GCG — Greedy Coordinate Gradient
GCG is an automated, gradient-guided algorithm that appends a short adversarial suffix of seemingly random tokens to a harmful prompt, optimizing those tokens until the model's safety alignment collapses and it complies.
What it exploits
Alignment (RLHF, refusal training) is a thin, learned behavior layered on top of a model that still knows how to answer almost anything. GCG exploits the fact that this refusal behavior is brittle in the model's high-dimensional input space: there exist token sequences that nudge the next-token distribution away from "I can't help with that" and toward an affirmative prefix like "Sure, here is...". Because the attack reads the model's gradients, it needs white-box access (weights and tokenizer) to compute the optimization — though the resulting suffixes often transfer without it.
How it works
GCG searches for an adversarial suffix by greedily editing one token position at a time, using gradients to rank candidate substitutions rather than brute-forcing the whole vocabulary:
- Objective: maximize the probability that the model begins its response with a target affirmative string (e.g. "Sure, here is how to...").
- Gradient ranking: compute the gradient of that loss with respect to the one-hot vector at each suffix position, giving the top-k replacement tokens most likely to lower the loss.
- Greedy coordinate step: sample candidate swaps from those top-k tokens, evaluate each with a real forward pass, and keep the single substitution that reduces the loss the most.
- Iterate over positions for hundreds of steps until the model complies; average the loss over multiple prompts and multiple models to make the suffix universal (works across requests) and transferable (works across models).
Why it matters
GCG was the first attack to show that jailbreaks could be automated and optimized rather than hand-crafted, turning red-teaming into a search problem. Its headline result was transfer: suffixes optimized against open-weight models (Vicuna, Llama-2) jailbroke black-box commercial systems including ChatGPT, Bard, and Claude — demonstrating that a single attacker with local model access can attack systems they cannot see inside.

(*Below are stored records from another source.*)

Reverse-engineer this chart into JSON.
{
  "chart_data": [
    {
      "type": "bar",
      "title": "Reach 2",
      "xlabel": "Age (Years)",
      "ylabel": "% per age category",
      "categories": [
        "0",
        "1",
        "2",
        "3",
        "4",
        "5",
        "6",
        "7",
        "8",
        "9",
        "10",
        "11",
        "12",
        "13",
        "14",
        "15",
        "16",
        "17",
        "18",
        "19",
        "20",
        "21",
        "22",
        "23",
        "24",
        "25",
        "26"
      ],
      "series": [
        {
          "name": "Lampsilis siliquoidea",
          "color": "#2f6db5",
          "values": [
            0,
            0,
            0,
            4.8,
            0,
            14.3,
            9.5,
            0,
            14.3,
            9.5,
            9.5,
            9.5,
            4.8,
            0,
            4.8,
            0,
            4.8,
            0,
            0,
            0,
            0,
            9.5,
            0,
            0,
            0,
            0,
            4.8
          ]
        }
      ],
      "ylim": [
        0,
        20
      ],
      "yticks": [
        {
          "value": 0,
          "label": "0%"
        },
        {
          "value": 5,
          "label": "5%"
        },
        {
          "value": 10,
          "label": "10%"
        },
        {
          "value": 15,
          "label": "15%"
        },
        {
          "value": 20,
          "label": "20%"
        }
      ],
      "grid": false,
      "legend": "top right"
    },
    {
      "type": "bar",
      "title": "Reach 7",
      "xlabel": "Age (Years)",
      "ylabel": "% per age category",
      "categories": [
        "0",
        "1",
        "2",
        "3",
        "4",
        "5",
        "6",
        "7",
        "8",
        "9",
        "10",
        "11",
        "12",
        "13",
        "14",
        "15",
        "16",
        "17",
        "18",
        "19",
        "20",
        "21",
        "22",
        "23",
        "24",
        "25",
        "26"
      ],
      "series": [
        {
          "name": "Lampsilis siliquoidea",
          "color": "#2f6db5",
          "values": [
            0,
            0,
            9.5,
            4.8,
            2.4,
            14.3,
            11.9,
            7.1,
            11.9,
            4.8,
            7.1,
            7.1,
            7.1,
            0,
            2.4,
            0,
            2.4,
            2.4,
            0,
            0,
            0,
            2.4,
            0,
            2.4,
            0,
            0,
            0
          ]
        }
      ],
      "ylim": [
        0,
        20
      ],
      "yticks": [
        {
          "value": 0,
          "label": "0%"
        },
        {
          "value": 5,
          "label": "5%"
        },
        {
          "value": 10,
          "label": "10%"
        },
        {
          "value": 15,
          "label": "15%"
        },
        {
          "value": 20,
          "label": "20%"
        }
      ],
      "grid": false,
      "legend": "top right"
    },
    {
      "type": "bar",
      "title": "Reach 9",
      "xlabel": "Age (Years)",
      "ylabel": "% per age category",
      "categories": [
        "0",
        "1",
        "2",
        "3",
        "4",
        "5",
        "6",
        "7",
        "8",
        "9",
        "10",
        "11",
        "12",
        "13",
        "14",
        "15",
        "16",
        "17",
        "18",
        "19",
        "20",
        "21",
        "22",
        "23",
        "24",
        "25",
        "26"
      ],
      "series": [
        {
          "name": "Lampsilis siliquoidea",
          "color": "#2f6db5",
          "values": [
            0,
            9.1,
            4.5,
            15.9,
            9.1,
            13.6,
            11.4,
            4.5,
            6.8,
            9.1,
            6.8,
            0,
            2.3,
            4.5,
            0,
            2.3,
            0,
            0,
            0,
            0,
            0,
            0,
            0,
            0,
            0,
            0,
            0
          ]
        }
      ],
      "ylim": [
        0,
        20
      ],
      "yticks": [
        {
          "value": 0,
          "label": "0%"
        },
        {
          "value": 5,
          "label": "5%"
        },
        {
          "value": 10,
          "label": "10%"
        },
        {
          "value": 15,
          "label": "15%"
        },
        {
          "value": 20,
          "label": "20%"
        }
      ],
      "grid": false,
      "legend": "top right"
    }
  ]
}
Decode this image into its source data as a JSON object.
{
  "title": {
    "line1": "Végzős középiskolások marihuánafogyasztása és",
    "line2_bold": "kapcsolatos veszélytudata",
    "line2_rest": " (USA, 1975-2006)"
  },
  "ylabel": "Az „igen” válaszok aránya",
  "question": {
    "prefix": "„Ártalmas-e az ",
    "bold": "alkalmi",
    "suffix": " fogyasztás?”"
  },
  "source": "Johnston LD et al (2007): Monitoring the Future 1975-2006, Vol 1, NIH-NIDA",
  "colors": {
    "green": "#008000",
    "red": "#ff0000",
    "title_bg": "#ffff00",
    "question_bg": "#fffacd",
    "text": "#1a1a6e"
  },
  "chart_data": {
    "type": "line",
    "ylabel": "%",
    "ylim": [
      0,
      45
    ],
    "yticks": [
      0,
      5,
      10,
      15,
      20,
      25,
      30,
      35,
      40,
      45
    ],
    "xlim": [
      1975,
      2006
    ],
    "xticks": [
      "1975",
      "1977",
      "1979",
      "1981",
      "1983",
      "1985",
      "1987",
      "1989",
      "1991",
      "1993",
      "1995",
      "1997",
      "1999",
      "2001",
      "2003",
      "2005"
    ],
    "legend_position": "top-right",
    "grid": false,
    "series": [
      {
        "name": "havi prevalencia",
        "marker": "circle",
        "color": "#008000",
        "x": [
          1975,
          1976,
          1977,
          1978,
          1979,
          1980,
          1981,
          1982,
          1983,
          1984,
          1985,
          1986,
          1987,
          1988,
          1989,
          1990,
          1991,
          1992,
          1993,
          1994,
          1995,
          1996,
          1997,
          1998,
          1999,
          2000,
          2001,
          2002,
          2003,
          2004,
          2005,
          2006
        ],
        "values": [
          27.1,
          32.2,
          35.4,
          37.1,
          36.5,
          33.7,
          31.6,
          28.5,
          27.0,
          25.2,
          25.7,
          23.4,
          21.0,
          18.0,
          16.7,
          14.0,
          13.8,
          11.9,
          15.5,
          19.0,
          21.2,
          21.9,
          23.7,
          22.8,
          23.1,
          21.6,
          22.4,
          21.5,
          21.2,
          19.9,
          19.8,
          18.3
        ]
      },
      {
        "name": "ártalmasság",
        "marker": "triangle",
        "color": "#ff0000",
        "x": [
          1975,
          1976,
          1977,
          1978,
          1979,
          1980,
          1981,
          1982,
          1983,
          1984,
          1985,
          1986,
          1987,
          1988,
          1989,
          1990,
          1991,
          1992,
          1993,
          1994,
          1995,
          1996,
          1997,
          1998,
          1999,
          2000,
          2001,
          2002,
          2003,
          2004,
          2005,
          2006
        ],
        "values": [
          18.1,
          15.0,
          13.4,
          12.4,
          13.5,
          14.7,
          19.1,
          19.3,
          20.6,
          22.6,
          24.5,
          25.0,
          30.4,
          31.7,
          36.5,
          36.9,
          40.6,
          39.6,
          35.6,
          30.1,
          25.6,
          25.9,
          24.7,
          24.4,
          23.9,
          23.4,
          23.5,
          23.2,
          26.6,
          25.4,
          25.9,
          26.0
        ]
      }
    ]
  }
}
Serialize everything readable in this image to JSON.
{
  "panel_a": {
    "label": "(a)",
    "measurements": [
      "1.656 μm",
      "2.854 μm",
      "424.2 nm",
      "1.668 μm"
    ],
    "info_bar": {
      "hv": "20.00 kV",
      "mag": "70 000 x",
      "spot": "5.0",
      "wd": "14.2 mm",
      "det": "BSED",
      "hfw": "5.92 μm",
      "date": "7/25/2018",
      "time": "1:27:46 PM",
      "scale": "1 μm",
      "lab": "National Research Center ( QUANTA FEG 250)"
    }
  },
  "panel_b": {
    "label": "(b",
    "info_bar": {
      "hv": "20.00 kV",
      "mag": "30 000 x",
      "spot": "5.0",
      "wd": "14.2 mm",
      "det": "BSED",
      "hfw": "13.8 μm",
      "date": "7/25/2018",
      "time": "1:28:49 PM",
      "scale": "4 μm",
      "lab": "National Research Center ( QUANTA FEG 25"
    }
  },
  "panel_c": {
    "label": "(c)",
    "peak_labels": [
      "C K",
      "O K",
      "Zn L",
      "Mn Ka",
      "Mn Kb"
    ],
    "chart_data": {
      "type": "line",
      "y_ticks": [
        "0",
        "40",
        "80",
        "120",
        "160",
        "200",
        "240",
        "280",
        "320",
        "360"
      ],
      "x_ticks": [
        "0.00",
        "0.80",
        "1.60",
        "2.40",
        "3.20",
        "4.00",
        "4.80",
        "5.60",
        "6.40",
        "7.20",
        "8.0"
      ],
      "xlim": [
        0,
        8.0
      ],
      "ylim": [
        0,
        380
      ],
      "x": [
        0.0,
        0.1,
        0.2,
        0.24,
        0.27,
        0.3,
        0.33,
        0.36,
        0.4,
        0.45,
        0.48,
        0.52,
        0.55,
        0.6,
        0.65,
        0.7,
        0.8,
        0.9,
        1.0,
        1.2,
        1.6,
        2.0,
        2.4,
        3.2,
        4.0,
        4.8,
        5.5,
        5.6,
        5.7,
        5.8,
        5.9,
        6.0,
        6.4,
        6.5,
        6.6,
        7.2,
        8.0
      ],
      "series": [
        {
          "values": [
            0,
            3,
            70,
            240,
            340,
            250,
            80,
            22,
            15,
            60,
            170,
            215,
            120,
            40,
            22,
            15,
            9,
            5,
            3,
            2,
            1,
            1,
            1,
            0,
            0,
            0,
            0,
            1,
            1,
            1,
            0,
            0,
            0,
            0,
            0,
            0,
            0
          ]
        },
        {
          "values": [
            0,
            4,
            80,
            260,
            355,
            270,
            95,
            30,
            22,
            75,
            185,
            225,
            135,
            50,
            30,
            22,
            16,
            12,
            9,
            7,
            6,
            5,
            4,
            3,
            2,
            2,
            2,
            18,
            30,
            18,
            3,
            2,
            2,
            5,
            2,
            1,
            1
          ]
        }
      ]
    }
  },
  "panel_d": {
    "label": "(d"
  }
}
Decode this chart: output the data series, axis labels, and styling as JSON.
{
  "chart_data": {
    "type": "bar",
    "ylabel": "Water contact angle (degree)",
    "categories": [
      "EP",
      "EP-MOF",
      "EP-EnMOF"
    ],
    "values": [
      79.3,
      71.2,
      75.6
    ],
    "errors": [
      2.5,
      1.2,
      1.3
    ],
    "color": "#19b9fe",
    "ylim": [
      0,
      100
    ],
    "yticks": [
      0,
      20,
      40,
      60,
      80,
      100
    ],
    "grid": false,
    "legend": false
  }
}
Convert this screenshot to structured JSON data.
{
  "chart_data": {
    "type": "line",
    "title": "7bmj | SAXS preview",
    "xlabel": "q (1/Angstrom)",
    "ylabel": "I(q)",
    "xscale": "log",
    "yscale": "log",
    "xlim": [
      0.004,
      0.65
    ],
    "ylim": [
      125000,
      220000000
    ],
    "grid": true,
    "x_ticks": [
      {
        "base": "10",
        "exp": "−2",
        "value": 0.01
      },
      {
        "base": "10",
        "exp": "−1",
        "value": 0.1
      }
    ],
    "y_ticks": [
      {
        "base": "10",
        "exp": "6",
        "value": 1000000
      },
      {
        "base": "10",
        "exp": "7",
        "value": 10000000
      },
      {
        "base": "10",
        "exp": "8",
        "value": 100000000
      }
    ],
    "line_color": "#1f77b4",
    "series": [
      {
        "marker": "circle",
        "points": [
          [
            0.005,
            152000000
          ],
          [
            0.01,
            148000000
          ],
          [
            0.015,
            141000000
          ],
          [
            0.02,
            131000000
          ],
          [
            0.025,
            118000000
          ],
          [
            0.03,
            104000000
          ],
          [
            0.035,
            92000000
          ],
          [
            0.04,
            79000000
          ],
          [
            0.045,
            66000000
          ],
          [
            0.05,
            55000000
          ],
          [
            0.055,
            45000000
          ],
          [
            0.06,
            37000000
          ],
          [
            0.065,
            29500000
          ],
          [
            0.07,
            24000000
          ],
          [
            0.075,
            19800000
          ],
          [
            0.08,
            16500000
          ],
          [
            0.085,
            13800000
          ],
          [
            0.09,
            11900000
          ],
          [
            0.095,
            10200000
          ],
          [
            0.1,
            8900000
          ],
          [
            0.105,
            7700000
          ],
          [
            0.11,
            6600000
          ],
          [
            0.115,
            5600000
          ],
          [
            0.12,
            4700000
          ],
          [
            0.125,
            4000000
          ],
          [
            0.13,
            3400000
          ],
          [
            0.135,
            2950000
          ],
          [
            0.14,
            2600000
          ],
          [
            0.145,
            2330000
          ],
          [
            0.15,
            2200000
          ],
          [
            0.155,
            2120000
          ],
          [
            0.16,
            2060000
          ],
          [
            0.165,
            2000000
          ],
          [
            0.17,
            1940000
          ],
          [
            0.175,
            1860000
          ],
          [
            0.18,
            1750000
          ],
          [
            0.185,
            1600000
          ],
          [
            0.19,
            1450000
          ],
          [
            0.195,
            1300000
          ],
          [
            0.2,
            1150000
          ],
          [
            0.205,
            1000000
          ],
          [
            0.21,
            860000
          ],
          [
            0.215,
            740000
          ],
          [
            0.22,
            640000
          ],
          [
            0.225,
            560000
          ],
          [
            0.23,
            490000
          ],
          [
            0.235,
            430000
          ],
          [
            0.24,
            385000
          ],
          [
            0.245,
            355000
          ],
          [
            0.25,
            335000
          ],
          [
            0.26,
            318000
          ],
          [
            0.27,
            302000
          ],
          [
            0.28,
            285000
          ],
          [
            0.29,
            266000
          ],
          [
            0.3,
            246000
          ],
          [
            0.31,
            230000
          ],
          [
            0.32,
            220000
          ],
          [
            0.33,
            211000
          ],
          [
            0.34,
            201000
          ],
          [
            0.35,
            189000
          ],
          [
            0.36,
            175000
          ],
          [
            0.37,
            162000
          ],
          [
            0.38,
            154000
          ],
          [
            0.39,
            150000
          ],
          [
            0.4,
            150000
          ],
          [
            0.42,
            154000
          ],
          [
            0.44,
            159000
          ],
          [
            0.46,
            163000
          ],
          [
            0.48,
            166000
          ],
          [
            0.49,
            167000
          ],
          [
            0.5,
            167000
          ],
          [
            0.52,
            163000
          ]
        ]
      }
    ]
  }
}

It established the optimization-based jailbreak paradigm that later, more stealthy attacks build on.
Defenses & detection
Because GCG suffixes are gibberish to a human reader, they have a detectable signature:
- Perplexity filters: the suffix has unusually high token-level perplexity; flagging high-perplexity inputs catches many GCG strings cheaply (Jain et al., 2023 ↗).
- Input perturbation / smoothing: randomly dropping or paraphrasing tokens breaks the fragile optimized suffix (e.g. SmoothLLM ↗).
- Adversarial training & refusal hardening: fine-tuning on GCG-style attacks raises the bar, though it shifts rather than closes the gap.
None of these are complete: later work produces low-perplexity, readable adversarial suffixes that slip past perplexity filters, so detection should be treated as defense-in-depth, not a fix.